[edited 032409 to add link]
Is the populist anger about the AIG bonuses bad? I don't think so. It is not unreasonable to be mad about Wall Street's sense of entitlement. In fact, it is out of bounds, and damaging to society, for a few people who happen to be good at math and so able to work with the various engineered financial instruments to be paid so much that they have come to think of themselves as entitled to multiple millions of dollars a year even when their reckless performance has cost the entire world dearly. 400 employees (current, former and future!) in AIG's financial products division received bonuses ranging from $1000 to $6.5 million, with 73 of them getting $1 million or more, according to Cuomo's investigation. Cuomo: AIG Execs Agree to Return $50M Bonuses, AP (Fox News: Politics), Mar 23, 2009
Is the Congressional response to populist anger bad? That's harder to say. Much of the Congressional outrage is itself derivative--if constituents get mad, then Congress gets mad, or at least appears to get mad. That's the way politics works, so nothing unusual there. But that can mean that there is a good deal of posturing intended to calm the public mood and then get on with business as usual. There needs to be a real response to the financial crisis that results in a new way of doing business and not a return to business as usual.

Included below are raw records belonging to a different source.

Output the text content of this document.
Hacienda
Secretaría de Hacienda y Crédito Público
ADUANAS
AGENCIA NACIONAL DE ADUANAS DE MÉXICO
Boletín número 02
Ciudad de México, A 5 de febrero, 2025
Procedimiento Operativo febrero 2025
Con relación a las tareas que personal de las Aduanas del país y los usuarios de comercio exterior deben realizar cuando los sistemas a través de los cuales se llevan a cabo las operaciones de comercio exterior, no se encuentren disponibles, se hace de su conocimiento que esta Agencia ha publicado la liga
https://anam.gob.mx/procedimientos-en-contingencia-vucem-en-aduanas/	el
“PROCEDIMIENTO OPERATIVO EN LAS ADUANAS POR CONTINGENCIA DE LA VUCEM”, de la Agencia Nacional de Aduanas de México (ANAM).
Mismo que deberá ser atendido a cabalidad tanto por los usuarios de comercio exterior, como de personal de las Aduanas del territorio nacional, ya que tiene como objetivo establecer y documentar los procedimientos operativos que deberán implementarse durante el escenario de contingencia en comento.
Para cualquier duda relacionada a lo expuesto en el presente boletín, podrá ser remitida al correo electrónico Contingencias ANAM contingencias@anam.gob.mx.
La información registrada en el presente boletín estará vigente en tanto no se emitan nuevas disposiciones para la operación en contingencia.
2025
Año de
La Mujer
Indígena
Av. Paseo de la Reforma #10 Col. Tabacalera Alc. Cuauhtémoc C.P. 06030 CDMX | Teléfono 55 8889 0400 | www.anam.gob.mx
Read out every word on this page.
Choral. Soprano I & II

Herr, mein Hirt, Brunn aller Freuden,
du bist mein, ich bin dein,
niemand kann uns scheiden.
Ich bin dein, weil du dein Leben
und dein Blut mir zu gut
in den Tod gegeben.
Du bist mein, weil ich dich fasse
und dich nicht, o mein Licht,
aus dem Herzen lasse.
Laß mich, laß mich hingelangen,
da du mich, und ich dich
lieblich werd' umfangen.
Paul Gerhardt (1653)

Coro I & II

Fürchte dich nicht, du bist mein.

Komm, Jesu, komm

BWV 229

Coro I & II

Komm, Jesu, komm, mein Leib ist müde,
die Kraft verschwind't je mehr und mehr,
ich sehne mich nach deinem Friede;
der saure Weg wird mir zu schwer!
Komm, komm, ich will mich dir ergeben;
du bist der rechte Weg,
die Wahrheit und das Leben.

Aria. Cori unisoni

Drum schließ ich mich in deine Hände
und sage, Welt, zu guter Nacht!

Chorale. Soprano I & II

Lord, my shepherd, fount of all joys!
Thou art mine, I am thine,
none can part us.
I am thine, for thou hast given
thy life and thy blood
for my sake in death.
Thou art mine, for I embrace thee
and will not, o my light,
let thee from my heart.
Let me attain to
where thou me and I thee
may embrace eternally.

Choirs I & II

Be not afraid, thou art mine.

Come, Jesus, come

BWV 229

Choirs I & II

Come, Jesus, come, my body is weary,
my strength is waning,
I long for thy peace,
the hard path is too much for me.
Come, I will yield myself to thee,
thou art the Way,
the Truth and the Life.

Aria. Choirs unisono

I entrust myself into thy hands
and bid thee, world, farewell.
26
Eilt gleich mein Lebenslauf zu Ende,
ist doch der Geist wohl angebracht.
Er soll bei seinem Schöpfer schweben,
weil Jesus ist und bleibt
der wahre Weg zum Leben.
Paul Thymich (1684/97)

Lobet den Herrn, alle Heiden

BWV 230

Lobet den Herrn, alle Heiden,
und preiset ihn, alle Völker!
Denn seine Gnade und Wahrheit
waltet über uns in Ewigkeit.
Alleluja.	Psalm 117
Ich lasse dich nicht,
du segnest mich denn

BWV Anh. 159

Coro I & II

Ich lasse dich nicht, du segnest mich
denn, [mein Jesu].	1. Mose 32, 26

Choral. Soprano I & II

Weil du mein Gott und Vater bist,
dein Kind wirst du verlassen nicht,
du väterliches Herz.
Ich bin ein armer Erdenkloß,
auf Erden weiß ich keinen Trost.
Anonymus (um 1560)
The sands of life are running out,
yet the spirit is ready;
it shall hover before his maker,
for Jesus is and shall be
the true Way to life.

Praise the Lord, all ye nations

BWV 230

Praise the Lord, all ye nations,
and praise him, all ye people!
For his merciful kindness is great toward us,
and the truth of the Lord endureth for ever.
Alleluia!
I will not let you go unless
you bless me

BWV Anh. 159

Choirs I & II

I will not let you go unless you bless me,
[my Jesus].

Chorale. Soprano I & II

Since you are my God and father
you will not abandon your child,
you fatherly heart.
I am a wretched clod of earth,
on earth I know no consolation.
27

Is a tax on certain bailout company bonuses bad? Again, harder to say. Clawing back unreasonable compensation paid by a company that is 80% controlled by the federal government seems unremarkable, but there may be various legal issues that would depend on the details of any law ultimately passed. A law that instituted, even retroactively, a significantly higher rate of taxation on the ordinary income of individuals in a very high bracket ( $1 million or more AGI, for example) received from companies that received at least some threshold of bailout money would appear to pass muster under due process, bill of attainder and other constitutional tests as within the general taxation power of Congress, and an income tax avoids the breach of contract issue. Check out this Below the Beltway posting for a discussion of a number of these issues.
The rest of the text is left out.